Two outstanding University of Georgia faculty members have been recognized by the Office of Service-Learning with Service-Learning Excellence Awards for 2022. These awards, presented in April during Honors Week, recognize faculty for impactful service-learning instruction, and for advancing service-learning scholarship. Since 2011, over 30 UGA faculty have received these awards.
2022 Service-Learning Teaching Excellence Award Winner:
Katherine Melcher
Associate Professor
College of Environment + Design

For over ten years, Katherine Melcher has developed and taught service-learning courses in Athens and Tifton, in three interrelated areas: design-build projects, edible landscape design, and community design projects in studio courses. Her service-learning classes have worked with community clients such as Brooklyn Cemetery, Tifton’s Future Farmstead model home, Pinewoods community, Athens-Clarke County Unified Government, Habitat for Humanity, the town of Bowman, and more. Her students report benefits including better understanding “the complexity that comes with creating a design for real world clients,” and attest to learning how to better listen to stakeholders, more deeply engage with the design process, and apply creative thinking to meet community needs. Melcher is a past recipient of the College of Environment and Design’s Teaching Excellence Award and was a Service-Learning Fellow in 2011-12.
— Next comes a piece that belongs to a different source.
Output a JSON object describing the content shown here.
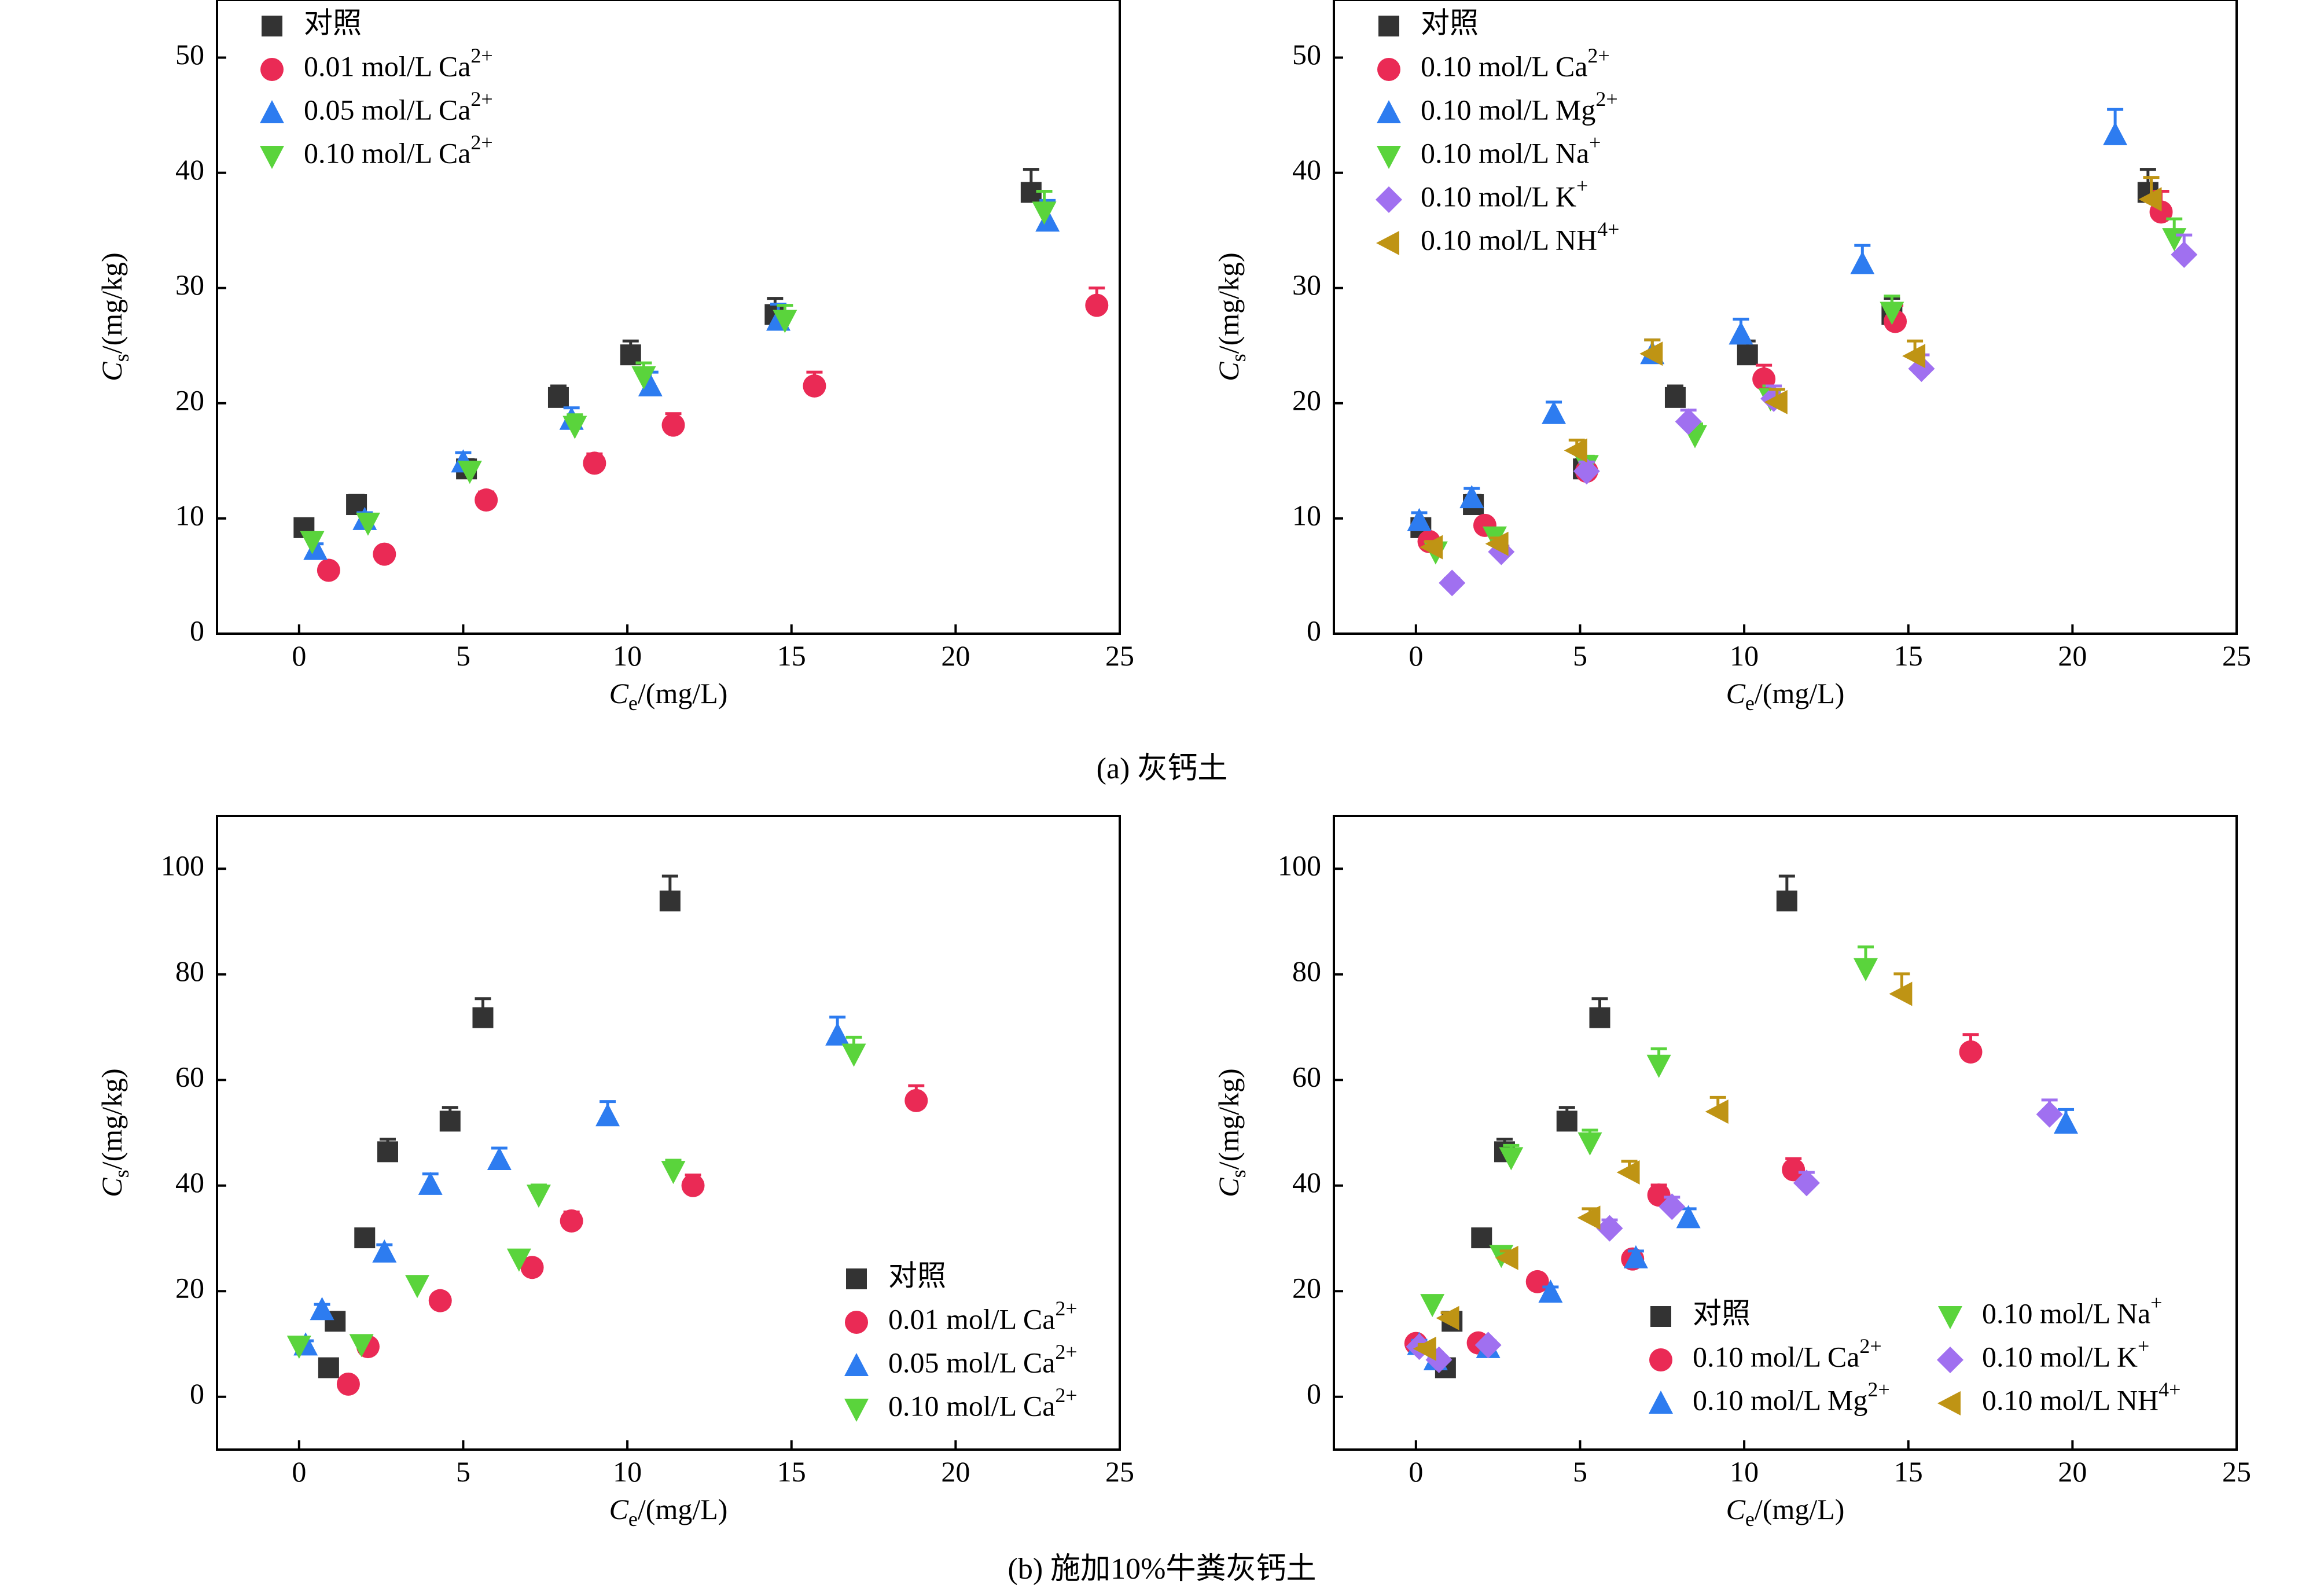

2022 Service-Learning Research Excellence Award Winner:
Gary T. Green
Professor and Assistant Dean of Academic Affairs
Warnell School of Forestry and Natural Resources

Over the past two decades, Gary T. Green has engaged his service-learning students with local, state, and national partner agencies to assess the impact of environmental education programs on participants’ perception and behavior, and to determine how park and nature center facilities and services meet the needs of their visitors. For instance, Dr. Green and his students conducted research in conjunction with three Georgia State Parks, investigating which demographic groups felt underserved, which resulted in new facilities, programs and services provided. He co-led the annual National Survey on Recreation and the Environment and the National Kids Survey, leading to better understanding of Americans’ participation, behaviors, and benefits from outdoor recreation. Green and his students have authored dozens of technical reports, peer-reviewed journal articles and outreach research articles reporting on the development and findings of their scholarship. A 2018-19 Service-Learning Fellow, Dr. Green has also been recognized with numerous awards including the 2021 Service-Learning Teaching Excellence Award, the Meigs Distinguished Teaching Professorship, and the Richard B. Russell Award for Excellence in Undergraduate Teaching.